Q: What was the career journey that brought you into a CTL and institutional leadership role, and what advice do you have for early or midcareer academics who might want to follow a similar professional path?
A: Ironically, I never interacted with the CTL at my doctoral institution. I did, however, begin to work in instructional development through unique graduate assistantships that friends had held and encouraged me to pursue. It was also critical that I used teaching assignments as opportunities to experiment and explore broader issues in higher education. Those projects ultimately determined the direction of my graduate work as a whole.
As I looked beyond my program, I wanted that work to continue as a career. It meant moving away from the traditional faculty role I’d imagined toward a version of what Donna M. Bickford and Anne Mitchell Whisnant have described as the administrator-scholar. Of course, I discovered most of what I know about this sort of work and about higher education on the job. My goal—my backward design—was (and still is) to elevate scholarly teaching, meaningful learning and the significance of a college education.
To be clear, I don’t mean to imply any sort of self-made myth; I can’t stress enough how much my mentors and colleagues have enabled my career every step of the way. Like many paths, CTL work is collaborative by nature. It’s not a stage for solo acts.

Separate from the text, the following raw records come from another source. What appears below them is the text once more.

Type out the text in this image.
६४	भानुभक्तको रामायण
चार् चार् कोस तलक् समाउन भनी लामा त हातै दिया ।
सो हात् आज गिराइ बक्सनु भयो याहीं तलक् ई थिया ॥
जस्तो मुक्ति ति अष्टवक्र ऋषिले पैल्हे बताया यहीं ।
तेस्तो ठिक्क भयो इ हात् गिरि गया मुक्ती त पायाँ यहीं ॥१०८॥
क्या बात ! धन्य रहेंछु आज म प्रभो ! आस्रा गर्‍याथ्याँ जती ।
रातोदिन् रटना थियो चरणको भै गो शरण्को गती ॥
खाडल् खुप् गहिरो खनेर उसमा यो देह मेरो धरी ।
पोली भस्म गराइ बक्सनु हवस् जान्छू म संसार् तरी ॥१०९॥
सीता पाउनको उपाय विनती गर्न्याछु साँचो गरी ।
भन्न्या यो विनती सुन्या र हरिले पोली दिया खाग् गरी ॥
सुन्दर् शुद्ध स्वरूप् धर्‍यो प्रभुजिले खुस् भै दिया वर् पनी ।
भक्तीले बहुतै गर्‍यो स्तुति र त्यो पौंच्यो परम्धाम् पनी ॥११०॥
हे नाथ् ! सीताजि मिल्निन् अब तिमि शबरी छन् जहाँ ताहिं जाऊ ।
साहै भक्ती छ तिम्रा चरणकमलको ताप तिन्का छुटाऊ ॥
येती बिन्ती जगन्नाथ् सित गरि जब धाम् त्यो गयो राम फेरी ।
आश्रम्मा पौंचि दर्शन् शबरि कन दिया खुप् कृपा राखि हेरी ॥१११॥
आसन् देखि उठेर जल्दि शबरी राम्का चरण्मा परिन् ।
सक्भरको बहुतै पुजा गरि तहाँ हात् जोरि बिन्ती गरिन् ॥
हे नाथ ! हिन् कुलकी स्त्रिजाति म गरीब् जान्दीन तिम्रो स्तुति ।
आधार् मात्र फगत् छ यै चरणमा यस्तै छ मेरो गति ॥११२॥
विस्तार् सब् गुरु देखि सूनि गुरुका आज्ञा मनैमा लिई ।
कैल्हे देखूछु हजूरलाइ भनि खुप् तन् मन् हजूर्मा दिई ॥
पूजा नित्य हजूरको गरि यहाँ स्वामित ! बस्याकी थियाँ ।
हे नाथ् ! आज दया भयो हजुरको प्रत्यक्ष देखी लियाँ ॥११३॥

I’m still learning a lot about leadership. I worked as an educational developer at my CTL before stepping into the associate director and, later, director and assistant provost roles. Looking back, I see some thematic coherence despite the usual noise of life. Those transitional moments typically involved acting upon an opportunity to make our projects, organization or people more successful at a particular inflection point of pressure or change. I’ve also prioritized becoming as familiar as possible with the full complexity of the university and its communities well beyond the immediate operations of the CTL.
For the curious, I’d recommend getting to know your local CTL if you haven’t already. Attend their events, participate in a program or just set up a time to learn more about the center. Whether you’re in a staff or faculty role, you might discover an opportunity to support or collaborate with the CTL, even in just small ways. I’d also recommend getting to know what it’s like to teach in different disciplines and under different conditions than you normally experience. Getting to know the landscape of CTLs and higher education more broadly helps significantly with clarifying your why as well as what you’d want to see in a new position.
There are some helpful organizations and resources to get a sense of educational development as a field of work. This is especially helpful if a CTL is not easily accessible. The POD Network is a good place to start, though there are other organizations as well as surveys of the field. If you’re a podcast listener, there’s never been a better time for higher education podcasts: Teaching in Higher Ed, Tea for Teaching, Intentional Teaching, Centering Centers and so on. Becoming conversant about the work and the issues is at least half of the journey.
Keep in mind that there are many career paths in educational development: some with CTLs, some with other kinds of administrative offices and some outside higher education altogether in both public and private sectors. Depending on your interests and skills, you can go into a variety of meaningful roles.